Wednesday, 12 April 2023

Enrolling, Enrolling, Enrolling

Once upon a fair time, the Mothers' Union was a power in the land, and in some lands it still is, but in its country of origin it tends to have aged into the Grandmothers' Union (or even an additional generation). You can visit a lot of churches and find a very fine MU banner embroidered with gold thread and a beautiful Virgin & Child bearing witness to a branch of the organisation which has long since been dissolved, rather like the standard of a vanished regiment laid up. I tend to see the MU as a bit of a sleeping giant, full of potential for social and spiritual good, but its hidebound constitution doesn't help: it's very hard to establish a Branch, as Branches require quite a lot of structural organisation rather than making it easy for a group of women who sympathise with the MU's aims getting together and doing stuff. In desperation the MU decided to admit gentlemen to membership some years ago, a move I have to say I entirely disapprove of, but then that's my old-fashioned feminism coming to the surface.

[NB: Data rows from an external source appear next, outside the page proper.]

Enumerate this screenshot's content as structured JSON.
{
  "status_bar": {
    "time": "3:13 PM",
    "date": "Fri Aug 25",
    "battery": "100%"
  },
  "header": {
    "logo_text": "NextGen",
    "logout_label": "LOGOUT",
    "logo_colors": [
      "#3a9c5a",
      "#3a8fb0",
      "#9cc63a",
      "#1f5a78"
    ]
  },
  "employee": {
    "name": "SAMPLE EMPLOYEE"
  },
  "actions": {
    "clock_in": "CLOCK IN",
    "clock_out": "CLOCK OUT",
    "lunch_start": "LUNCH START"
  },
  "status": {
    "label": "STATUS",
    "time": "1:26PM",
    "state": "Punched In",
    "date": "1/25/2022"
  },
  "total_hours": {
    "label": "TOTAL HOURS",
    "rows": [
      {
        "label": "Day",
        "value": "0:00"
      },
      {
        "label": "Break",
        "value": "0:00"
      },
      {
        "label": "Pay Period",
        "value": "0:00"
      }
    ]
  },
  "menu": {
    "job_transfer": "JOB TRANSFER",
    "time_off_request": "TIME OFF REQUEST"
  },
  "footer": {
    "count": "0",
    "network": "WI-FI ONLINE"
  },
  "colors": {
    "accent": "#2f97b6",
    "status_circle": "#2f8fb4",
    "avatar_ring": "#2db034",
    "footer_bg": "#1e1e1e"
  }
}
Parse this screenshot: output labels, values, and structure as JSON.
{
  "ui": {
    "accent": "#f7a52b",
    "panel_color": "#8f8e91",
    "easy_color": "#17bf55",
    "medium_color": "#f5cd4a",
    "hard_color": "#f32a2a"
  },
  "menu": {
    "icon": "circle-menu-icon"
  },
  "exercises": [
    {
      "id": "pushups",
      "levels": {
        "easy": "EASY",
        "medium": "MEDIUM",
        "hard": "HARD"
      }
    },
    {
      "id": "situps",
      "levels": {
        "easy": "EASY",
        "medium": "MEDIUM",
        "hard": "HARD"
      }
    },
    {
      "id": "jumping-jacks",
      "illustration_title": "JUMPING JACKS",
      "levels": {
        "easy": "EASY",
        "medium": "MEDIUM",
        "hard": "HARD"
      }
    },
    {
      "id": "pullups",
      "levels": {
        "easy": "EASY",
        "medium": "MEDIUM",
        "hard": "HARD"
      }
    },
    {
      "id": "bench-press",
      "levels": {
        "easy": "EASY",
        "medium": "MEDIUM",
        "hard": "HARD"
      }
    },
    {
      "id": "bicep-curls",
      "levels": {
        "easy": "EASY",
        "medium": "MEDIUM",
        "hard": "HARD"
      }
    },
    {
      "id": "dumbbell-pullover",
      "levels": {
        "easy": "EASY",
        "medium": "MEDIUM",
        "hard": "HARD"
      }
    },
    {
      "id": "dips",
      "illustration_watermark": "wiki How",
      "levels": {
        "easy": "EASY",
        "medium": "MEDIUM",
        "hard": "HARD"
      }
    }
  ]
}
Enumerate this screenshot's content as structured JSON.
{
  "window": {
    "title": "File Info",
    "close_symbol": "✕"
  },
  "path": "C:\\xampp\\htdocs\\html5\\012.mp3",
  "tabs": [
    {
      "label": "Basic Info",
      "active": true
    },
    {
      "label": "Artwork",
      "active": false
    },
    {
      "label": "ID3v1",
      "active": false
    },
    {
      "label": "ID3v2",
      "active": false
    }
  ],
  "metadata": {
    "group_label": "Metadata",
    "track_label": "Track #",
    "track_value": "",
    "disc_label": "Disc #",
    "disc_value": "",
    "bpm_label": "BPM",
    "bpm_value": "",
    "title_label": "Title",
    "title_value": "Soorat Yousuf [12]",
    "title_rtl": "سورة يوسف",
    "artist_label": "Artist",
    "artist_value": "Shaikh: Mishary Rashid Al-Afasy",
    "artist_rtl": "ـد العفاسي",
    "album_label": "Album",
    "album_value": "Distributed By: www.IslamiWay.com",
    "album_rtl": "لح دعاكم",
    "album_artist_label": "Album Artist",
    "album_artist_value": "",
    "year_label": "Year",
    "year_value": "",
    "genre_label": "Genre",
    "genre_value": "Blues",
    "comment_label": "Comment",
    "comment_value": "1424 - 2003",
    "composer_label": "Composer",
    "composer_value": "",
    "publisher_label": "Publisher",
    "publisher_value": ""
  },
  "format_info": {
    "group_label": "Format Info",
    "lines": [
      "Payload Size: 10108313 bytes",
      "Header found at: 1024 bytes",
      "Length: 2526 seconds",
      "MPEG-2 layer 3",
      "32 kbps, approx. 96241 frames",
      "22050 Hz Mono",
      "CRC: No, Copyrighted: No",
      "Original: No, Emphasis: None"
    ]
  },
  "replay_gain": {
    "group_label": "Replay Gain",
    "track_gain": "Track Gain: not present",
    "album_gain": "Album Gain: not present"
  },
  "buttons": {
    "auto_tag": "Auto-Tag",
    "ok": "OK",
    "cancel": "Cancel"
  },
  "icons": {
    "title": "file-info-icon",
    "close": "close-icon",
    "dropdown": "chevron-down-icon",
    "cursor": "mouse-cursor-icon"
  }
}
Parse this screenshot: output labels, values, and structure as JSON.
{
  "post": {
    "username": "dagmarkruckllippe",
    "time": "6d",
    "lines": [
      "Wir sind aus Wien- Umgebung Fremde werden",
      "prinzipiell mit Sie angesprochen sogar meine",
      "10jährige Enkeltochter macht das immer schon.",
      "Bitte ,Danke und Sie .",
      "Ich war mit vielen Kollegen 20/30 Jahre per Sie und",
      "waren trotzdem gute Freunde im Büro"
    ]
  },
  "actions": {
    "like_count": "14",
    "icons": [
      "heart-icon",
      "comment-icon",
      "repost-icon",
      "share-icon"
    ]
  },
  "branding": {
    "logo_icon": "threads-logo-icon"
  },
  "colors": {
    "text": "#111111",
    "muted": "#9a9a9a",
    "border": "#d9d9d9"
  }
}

As the MU has a spiritual element, new members have to be admitted by a clergyperson. When Marion was our curate she was an MU member and she did it when necessary, so now she is gone the task devolves on me and I can't recall a time when I have ever been involved in admitting four members at once (only three of them female, and none under the age of 70). The rite of enrolment is simple and reminded me very much of admitting new cadets to the ATC: you state that the particular person is being admitted as a member of the branch concerned, shake their hand, and give them a membership card and a badge. This took place in the context of a Branch meeting where the members listened to the chap from the Town Council Youth Service describing his work, and in fact they asked some pretty astute questions. 

Our Pastoral Assistant Sally was one of the new members being enrolled. It was just as well she called to remind me I should have been there or it would have slipped my mind completely, despite me knowing full well about it two hours before. She and the other Swanvale Halt contingent in the Branch said I'd been delayed by an awkward phone call.